Sherwood Hume and his restored Hume tractor are to attend a special Hume Tractor Days set for the weekend of July 13 in Hume, III.
Members of the Antique Farm Machinery Assn., of the Paris, III., area, also will bring tractors and implements of various brands for the July event, according to organizer Mike Grafton.
Mike is a long-time researcher on the Hume Manufacturing Co. and its tractor, and his home is near the site of the former Hume plant. He says the event will give Hume residents, including himself, their first opportunity to see an actual Hume tractor.

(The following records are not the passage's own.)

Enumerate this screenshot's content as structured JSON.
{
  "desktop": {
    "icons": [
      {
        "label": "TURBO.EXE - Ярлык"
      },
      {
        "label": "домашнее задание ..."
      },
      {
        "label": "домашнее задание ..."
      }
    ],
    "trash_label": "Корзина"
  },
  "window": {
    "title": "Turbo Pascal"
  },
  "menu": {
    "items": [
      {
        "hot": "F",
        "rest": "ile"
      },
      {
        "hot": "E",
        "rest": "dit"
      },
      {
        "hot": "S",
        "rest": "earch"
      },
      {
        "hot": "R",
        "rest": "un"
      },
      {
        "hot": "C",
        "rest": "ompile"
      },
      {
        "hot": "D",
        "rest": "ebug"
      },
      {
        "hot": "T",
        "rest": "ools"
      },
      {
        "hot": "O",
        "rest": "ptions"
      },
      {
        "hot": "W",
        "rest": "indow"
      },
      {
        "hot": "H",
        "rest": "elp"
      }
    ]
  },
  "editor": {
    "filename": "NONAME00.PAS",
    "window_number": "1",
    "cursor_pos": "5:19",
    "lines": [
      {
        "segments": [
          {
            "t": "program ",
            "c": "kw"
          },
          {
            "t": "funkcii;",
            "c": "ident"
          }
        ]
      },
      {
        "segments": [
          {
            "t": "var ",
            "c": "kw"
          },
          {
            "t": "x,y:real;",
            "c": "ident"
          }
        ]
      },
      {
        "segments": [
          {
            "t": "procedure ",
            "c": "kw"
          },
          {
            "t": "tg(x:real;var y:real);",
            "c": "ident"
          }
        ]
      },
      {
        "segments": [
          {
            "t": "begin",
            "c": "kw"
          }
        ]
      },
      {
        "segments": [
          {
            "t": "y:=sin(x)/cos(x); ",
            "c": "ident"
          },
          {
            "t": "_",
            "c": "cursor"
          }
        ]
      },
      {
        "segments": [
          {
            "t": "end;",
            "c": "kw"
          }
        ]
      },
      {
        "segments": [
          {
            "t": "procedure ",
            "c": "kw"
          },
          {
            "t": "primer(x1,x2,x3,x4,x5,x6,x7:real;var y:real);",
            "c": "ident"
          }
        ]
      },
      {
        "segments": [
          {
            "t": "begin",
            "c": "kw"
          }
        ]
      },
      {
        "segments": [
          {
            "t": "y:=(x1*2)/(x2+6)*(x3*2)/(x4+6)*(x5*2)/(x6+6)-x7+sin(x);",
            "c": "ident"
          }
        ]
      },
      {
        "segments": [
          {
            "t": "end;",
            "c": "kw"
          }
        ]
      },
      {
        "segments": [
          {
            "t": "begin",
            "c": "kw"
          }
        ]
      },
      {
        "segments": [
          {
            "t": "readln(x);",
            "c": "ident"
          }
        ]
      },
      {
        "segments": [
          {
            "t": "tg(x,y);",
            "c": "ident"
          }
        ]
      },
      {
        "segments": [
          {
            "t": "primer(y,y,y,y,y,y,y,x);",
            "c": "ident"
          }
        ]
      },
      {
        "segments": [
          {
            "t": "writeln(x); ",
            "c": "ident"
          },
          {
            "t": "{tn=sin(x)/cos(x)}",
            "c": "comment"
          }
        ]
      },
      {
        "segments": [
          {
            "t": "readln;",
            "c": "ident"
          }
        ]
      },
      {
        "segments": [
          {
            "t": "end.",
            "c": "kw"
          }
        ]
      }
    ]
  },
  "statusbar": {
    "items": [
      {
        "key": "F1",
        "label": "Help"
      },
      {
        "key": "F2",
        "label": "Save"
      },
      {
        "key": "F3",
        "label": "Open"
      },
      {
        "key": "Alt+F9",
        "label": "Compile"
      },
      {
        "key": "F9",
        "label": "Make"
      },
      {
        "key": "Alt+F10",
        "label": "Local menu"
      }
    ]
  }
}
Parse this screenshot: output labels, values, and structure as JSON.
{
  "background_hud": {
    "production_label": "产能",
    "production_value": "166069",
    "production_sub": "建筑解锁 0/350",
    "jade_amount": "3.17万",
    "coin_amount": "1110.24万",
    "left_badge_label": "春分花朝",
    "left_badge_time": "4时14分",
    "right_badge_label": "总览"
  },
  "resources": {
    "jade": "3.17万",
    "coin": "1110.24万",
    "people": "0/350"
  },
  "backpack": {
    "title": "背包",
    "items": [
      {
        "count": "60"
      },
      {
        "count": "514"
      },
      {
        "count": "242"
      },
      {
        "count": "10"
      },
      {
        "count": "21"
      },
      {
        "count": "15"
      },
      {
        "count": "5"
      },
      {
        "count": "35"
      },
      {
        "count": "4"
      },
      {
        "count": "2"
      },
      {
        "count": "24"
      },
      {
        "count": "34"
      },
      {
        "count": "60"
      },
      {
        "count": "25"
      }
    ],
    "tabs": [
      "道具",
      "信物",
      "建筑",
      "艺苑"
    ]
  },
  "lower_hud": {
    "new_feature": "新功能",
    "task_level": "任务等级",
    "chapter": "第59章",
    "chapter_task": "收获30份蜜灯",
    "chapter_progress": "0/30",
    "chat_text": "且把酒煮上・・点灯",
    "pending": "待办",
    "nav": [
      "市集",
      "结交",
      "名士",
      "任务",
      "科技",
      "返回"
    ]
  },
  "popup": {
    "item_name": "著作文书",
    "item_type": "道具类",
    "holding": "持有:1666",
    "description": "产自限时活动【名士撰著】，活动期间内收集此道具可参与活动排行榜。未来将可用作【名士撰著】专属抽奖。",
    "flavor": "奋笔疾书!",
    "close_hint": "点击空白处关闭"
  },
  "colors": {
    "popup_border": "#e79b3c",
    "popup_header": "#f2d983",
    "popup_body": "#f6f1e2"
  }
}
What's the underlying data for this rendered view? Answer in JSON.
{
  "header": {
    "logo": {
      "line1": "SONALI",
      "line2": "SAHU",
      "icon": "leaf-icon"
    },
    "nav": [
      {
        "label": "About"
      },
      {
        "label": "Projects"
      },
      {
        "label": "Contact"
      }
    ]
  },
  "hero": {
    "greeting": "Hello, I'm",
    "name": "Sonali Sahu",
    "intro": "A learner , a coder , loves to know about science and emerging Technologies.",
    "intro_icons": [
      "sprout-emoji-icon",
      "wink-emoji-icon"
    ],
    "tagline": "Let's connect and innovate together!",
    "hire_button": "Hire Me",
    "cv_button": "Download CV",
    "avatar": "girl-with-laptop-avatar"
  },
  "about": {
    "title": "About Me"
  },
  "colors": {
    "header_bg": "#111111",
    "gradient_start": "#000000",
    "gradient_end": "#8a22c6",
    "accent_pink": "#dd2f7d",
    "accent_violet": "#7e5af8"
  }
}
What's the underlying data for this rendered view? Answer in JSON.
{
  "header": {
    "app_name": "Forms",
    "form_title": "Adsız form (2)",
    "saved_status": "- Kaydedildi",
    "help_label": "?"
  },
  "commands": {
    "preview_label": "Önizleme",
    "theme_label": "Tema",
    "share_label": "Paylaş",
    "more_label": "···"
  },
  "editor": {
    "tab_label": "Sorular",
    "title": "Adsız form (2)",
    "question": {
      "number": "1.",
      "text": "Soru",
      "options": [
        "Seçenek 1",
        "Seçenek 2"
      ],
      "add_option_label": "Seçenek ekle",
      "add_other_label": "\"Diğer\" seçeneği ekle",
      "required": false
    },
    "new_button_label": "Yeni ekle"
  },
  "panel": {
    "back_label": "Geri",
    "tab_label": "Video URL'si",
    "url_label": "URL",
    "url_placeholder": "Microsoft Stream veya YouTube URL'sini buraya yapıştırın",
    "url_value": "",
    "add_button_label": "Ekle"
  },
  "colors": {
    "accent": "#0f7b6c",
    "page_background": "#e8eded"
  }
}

The tractors were manufactured in the early 1900s in Hume, before the company was sold to the Atlas Tractor Co. of Indianapolis and moved to that city. Mike has combed microfilmed issues of the Hume Record newspaper from 1913 to 1918 for news reports on the Hume Tractor Co., and its tractor, compiling a sizeable record, but he’d never been able to locate a tractor, until he learned of Sherwood’s.
‘This is the only Hume known,’ Mike says. ‘There just weren’t very many made.’